Bocah laki-taki belasan tahun itu lalu mengangkat sulingnya, ditiupnya suling itu. Terdengar suara melengking yang aneh, naik turun seperti gelombang samudera, makin lama makin tinggi dan nyaring menusuk anak telinga. 

Tan Hok yang sudah mempelajari ilmu silat tinggi, kaget sekali karena tahu bahwa suling itu ditiup dengan kekuatan khikang yang hebat!

“Ular…..! Ular…..!” 

Para petani berteriak-teriak ketakutan. Tan Hok kaget dan cepat memutar tubuh memandang. Ia bergidik melihat banyak sekali ular merayap cepat menuju ke tempat itu, besar kecil dan datang dari semua jurusan. Tadinya hanya beberapa ekor saja, mungkin ular-ular yang terdekat di tempat itu, akan tetapi sebentar kemudian menjadi puluhan dan akhirnya ratusan ekor ular datang dan dari jauh masih kelihatan banyak lagi mendatangi.

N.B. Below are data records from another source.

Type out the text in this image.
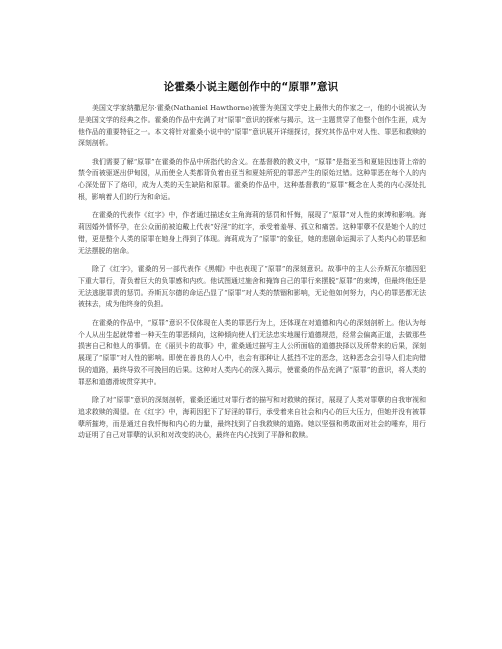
论霍桑小说主题创作中的“原罪”意识

美国文学家纳撒尼尔·霍桑(Nathaniel Hawthorne)被誉为美国文学史上最伟大的作家之一，他的小说被认为是美国文学的经典之作。霍桑的作品中充满了对“原罪”意识的探索与揭示，这一主题贯穿了他整个创作生涯，成为他作品的重要特征之一。本文将针对霍桑小说中的“原罪”意识展开详细探讨，探究其作品中对人性、罪恶和救赎的深刻剖析。

我们需要了解“原罪”在霍桑的作品中所指代的含义。在基督教的教义中，“原罪”是指亚当和夏娃因违背上帝的禁令而被驱逐出伊甸园，从而使全人类都背负着由亚当和夏娃所犯的罪恶产生的原始过错。这种罪恶在每个人的内心深处留下了烙印，成为人类的天生缺陷和原罪。霍桑的作品中，这种基督教的“原罪”概念在人类的内心深处扎根，影响着人们的行为和命运。

在霍桑的代表作《红字》中，作者通过描述女主角海莉的惩罚和忏悔，展现了“原罪”对人性的束缚和影响。海莉因婚外情怀孕，在公众面前被迫戴上代表“好淫”的红字，承受着羞辱、孤立和痛苦。这种罪孽不仅是她个人的过错，更是整个人类的原罪在她身上得到了体现。海莉成为了“原罪”的象征，她的悲剧命运揭示了人类内心的罪恶和无法摆脱的宿命。

除了《红字》，霍桑的另一部代表作《黑帽》中也表现了“原罪”的深刻意识。故事中的主人公乔斯瓦尔德因犯下重大罪行，背负着巨大的负罪感和内疚。他试图通过施舍和掩饰自己的罪行来摆脱“原罪”的束缚，但最终他还是无法逃脱罪责的惩罚。乔斯瓦尔德的命运凸显了“原罪”对人类的禁锢和影响，无论他如何努力，内心的罪恶都无法被抹去，成为他终身的负担。

在霍桑的作品中，“原罪”意识不仅体现在人类的罪恶行为上，还体现在对道德和内心的深刻剖析上。他认为每个人从出生起就带着一种天生的罪恶倾向，这种倾向使人们无法忠实地履行道德规范，经常会偏离正道，去做那些损害自己和他人的事情。在《丽贝卡的故事》中，霍桑通过描写主人公所面临的道德抉择以及所带来的后果，深刻展现了“原罪”对人性的影响。即使在善良的人心中，也会有那种让人抵挡不定的恶念，这种恶念会引导人们走向错误的道路，最终导致不可挽回的后果。这种对人类内心的深入揭示，使霍桑的作品充满了“原罪”的意识，将人类的罪恶和道德滑坡贯穿其中。

除了对“原罪”意识的深刻剖析，霍桑还通过对罪行者的描写和对救赎的探讨，展现了人类对罪孽的自我审视和追求救赎的渴望。在《红字》中，海莉因犯下了好淫的罪行，承受着来自社会和内心的巨大压力，但她并没有被罪孽所摧垮，而是通过自我忏悔和内心的力量，最终找到了自我救赎的道路。她以坚强和勇敢面对社会的唾弃，用行动证明了自己对罪孽的认识和对改变的决心，最终在内心找到了平静和救赎。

Ketika ular-ular yang amat banyak itu sudah berkumpul dan menggeliat-geliat sambil menujukan mata ke arah si penyuling cilik yang sudah berjalan keluar dari pintu pagar tembok, suara suling tiba-tiba berubah menjadi kacau balau dan….. secara tiba-tiba ular-ular itu mendesis-desis dan nampak marah lalu menyerang para petani! 

Segera terdengar jerit-jerit kesakitan bercampur dengan teriakan ketakutan. Para petani mencoba melawan, namun sia-sia karena ular terlampau banyak. Melihat ini Tan Hok marah sekali. Sambil mengeluarkan gerengan seperti harimau terluka orang muda ini menyambar sebatang toya dan menerjang rombongan ular itu. la, menggebuk dan memukul, menghancurkan banyak kepala ular. 

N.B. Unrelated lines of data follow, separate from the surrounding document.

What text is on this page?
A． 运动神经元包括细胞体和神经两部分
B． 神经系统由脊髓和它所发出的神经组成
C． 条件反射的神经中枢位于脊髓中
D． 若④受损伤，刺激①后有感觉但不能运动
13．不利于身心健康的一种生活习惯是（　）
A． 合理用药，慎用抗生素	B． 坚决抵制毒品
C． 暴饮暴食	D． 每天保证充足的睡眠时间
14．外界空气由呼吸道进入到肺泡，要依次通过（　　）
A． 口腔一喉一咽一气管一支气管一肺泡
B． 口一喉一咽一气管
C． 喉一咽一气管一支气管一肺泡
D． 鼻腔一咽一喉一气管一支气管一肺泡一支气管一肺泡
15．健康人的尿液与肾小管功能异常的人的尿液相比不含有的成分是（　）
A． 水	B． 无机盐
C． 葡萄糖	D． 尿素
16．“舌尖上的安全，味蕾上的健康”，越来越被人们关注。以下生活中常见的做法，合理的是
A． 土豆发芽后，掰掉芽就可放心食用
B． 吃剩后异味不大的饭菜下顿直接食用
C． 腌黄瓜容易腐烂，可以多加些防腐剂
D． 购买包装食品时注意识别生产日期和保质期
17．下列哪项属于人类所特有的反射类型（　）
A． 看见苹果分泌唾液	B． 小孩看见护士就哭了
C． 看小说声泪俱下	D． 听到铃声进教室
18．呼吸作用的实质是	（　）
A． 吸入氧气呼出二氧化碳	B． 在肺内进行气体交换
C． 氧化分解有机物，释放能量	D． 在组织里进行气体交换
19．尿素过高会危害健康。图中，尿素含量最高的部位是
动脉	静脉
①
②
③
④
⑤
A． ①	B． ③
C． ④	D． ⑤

Akan tetapi ular itu terlampau banyak dan tak mungkin dia dapat melindungi dua puluh lebih orang bernasib malang yang diserbu ular-ular itu. Apalagi diantara ular-ular itu, banyak terdapat ular-ular kecil berbisa yang amat gesit. Sekali pagut saja ular ular seperti ini mematikan korbannya.

Melihat betapa para petani itu roboh binasa, Tan Hok menjadi ngeri dan dengan amarah meluap-luap dia melihat betapa makin banyak dia membunuh ular, makin ganaslah ular-ular yang lain dan dalam sekejap mata saja para petani itu sudah roboh semua. Tak seorang pun tinggal hidup lagi.

“Iblis kecil berhati keji!” 

Tan Hok membalik dan melompat dengan toya di tangan, menyerang bocah kecil penyuling yang aneh itu. Sama sekali dia tidak tahu bahwa bocah itu bukanlah sembarang bocah. Dia ini bukan lain adalah Giam Kin, murid Siauw-ong-kwi tokoh besar dari utara yang amat jahat.

Serangan dengan toya yang dilakukan oleh Tan Hok amat dahsyat. Akan tetapi tiba-tiba Giam Kin menggerakkan tangan kirinya dan sinar keemasan menyambar ke arah muka Tan Hok. 

Terkejut raksasa muda ini. Cepat dia menggunakan tangan kiri menyampok sinar keemasan tanpa membatalkan serangannya dengan toya yang dipegang tangan kanan. Akan tetapi sebelum toyanya mendekati tubuh Giam Kin, dia menjerit kesakitan dan toyanya dilempar, kemudian tangan kanannya merenggut ular kuning emas yang sudah menggigit tangan kirinya. 

Rasa sakit, panas dan gatal-gatal menyerang seluruh tubuhnya. Sekali remas saja hancur luluhlah kepala dan tubuh ular kecil itu, akan tetapi rasa sakit yang menguasai tubuhnya tak tertahankan lagi. Sambii memekik-mekik Tan Hok memutar tubuh dan pergi secepatnya dari tempat itu.

“Ha-ha-ha-ha-ha, orang sombong itu takkan waras lagi otaknya, terkena racun Kim-tok-coa (Ular Racun Emas)!” 

Giam Kin tertawa bergelak sambil meniup sulingnya lagi. Ular-ular yang tadinya berpesta-pora menggigiti mayat para petani itu sekarang lari ketakutan mendengar suara suling sehingga sebentar saja disitu tidak ada seekor pun ular, kecuali bangkai-bangkai ular yang dibunuh Tan Hok tadi dan mayat para petani yang malang melintang. 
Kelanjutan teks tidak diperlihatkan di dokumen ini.